During the accumulation phase, your total entitled pension is adjusted annually in accordance with average wage growth. At retirement, the income pension is indexed to annual salary growth less 0,75 percentage points, meaning that the earnings-related pension is linked to an average rise in wages and increases prices in consumption (Inflation)
It is possible to start drawing a retirement pension from the month after you turn 62, however you must be entitled to sufficient pension earnings to do so. From the month you turn 67 there are no such requirements.
And also, it is possible to combine work and receive retirement pension without your pension being reduced.
When you turn 61, NAV (Norwegian Welfare Administration) distribute your total pension reserves in accordance with the life expectancy of your age group.
If the life expectancy increases for your age group, you must work longer to obtain the same pension as previous age group.
Life expectancy adjustment is carried out using annuity divisors. The annuity divisors are based on the anticipated life expectancy of people in your age group.
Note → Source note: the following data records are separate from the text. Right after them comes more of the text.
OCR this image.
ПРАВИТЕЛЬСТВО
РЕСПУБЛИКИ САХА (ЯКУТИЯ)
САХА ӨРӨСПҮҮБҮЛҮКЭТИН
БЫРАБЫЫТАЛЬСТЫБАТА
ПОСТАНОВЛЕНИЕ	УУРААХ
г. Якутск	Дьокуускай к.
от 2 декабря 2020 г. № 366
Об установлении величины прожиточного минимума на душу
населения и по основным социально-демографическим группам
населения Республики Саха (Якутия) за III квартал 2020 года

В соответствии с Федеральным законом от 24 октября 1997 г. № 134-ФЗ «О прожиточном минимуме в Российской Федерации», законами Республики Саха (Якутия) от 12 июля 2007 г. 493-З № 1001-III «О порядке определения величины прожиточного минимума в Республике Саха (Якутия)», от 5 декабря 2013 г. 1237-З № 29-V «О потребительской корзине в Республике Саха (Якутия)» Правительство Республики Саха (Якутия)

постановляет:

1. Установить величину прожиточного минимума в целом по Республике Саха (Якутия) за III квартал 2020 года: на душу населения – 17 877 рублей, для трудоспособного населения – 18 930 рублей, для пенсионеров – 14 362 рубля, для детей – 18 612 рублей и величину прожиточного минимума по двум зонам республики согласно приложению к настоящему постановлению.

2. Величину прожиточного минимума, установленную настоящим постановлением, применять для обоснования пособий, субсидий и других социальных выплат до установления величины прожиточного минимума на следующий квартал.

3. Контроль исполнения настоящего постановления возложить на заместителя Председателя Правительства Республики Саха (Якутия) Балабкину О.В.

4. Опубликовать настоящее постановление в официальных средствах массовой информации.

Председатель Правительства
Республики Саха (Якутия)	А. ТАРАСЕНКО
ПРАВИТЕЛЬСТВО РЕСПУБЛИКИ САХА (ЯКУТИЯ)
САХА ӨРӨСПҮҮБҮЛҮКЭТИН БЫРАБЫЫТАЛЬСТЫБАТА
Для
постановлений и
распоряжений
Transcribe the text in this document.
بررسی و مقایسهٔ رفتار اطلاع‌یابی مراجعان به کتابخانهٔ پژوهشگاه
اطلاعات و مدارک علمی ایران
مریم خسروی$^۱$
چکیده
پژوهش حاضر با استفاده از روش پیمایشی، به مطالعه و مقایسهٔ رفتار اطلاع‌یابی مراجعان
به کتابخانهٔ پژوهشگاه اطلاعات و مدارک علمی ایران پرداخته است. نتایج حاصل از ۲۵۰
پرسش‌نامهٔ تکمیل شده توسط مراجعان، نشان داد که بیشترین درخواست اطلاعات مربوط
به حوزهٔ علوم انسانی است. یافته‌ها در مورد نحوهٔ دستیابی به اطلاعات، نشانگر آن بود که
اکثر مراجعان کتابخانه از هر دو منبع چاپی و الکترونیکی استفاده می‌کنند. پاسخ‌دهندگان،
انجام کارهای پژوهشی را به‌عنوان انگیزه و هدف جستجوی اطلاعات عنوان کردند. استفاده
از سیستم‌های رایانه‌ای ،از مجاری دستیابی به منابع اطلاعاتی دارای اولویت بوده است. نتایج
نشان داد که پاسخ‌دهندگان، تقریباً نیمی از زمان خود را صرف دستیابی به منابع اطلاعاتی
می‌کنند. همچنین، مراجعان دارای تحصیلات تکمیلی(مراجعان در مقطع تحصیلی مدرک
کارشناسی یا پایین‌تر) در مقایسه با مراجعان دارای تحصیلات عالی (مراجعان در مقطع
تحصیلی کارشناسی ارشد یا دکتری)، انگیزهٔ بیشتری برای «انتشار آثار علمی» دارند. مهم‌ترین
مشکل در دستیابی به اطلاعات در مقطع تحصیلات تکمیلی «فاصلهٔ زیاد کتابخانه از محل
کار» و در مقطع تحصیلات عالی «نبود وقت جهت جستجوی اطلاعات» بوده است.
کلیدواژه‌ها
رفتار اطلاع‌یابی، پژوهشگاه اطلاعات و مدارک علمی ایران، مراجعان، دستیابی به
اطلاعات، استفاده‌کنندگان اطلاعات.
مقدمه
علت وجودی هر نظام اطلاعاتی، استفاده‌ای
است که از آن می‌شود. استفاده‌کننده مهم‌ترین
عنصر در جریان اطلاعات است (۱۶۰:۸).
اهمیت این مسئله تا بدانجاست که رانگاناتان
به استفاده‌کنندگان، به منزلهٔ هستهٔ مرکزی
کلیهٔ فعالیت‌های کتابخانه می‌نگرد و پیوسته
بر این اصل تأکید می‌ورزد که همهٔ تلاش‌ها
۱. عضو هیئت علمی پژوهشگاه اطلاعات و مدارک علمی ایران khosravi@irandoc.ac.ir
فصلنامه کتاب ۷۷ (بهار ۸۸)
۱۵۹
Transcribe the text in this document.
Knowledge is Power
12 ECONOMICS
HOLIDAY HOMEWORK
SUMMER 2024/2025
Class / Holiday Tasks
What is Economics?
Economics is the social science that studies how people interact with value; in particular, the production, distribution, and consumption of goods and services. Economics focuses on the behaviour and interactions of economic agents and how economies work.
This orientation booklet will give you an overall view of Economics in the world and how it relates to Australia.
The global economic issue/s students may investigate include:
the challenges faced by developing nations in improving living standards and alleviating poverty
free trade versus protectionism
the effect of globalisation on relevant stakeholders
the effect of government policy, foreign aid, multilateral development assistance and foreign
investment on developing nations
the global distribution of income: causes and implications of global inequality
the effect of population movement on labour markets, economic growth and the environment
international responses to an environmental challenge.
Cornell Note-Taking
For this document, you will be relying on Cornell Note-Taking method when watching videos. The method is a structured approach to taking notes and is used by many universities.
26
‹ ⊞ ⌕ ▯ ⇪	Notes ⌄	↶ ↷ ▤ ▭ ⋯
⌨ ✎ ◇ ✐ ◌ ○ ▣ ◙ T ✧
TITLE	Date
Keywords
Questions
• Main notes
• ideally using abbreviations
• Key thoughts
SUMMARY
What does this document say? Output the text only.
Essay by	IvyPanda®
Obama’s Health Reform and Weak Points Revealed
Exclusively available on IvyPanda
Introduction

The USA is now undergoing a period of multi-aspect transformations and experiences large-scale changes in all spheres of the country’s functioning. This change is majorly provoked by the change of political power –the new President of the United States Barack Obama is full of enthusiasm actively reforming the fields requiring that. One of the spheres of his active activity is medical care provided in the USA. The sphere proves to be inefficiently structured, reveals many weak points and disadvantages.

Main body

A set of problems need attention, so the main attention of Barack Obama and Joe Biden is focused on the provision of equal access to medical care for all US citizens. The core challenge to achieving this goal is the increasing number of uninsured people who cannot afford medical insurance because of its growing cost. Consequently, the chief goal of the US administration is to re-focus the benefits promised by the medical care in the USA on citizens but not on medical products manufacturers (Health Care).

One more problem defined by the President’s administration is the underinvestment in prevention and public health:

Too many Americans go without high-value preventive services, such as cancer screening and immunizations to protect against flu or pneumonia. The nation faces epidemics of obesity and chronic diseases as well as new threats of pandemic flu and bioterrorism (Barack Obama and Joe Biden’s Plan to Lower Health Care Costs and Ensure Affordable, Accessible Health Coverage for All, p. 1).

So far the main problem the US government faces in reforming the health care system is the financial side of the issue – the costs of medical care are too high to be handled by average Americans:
Let say that your accumulated pension savings is NOK 3 500 000 and your life expectancy for your age group is 87-years. Then if you decide to draw 100% retirement pension when you are 71 you are entitled of an annual pension of NOK 218 750
(87-71 = 16 year. NOK 3 500 000 / 16 = NOK 218 750)
If you start drawing retirement pension when you are 73-years, then you add on the ordinary pension income for example 100 000 per year then the annual pension amount that you are entitled of is NOK 264 285
(87-73 = 14 year. NOK 3 500 000 + NOK 200 000 = NOK 3 700 000/14 = NOK 264 285)
Your retirement pension from the NI scheme is a life-long payment. Retirement pension will be paid up to and including the month of death.